Tonight in our "Culture and Health" class, we discussed the meaning of humility in the lives of scholars, about how without humility, we become the "frog in the well" who defines her/his lifeworld from the boundaries of the well. To this frog in the well, the well is the best place in the world because it offers democracy, freedom, liberty, modern medicine, scientific progress and everything Western. Also, to the frog in the well, other cultures are unenlightened and need to be saved. That the frog itself might be in need for enlightenment does not ever cross the frog because she/he is content with the messages of cultural chauvinism that have been fed to her/him since childhood.

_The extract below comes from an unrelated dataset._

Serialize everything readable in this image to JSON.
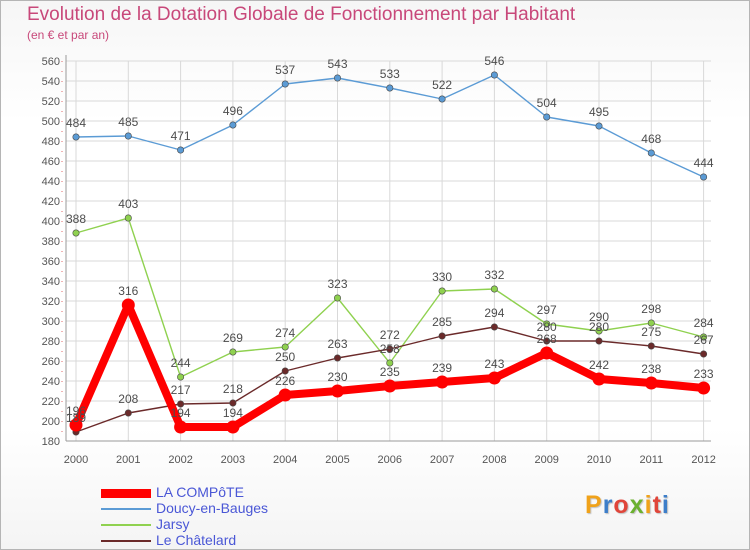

That other cultures and ways of knowing have something valuable to offer, that "others" whom we have been trained to construct as primitive have invaluable life lessons and knowledge to educate us, that our so called civilized practices might be most fundamentally uncivilized: these are all things that come with the openness to being humble and the quality of being open to reflecting upon one's own positionality. In imagining a polymorphic worldview that is built upon dialogues among very different and often contradictory worldviews, the quality of humility lies at the heart of what we do in CCA. To do CCA well, and this hopefully moves toward engaging your question Abigail, one has to have the fundamental capacity to stand corrected, to be proven wrong, and to stand up corageously to the spirit of criticism.

CCA is most fundamentally about learning the dignity to be humble with our knowledge and to continually dwell in the boundary spaces that point toward the limits of what we know, and the limits of the methods through which we know what we know.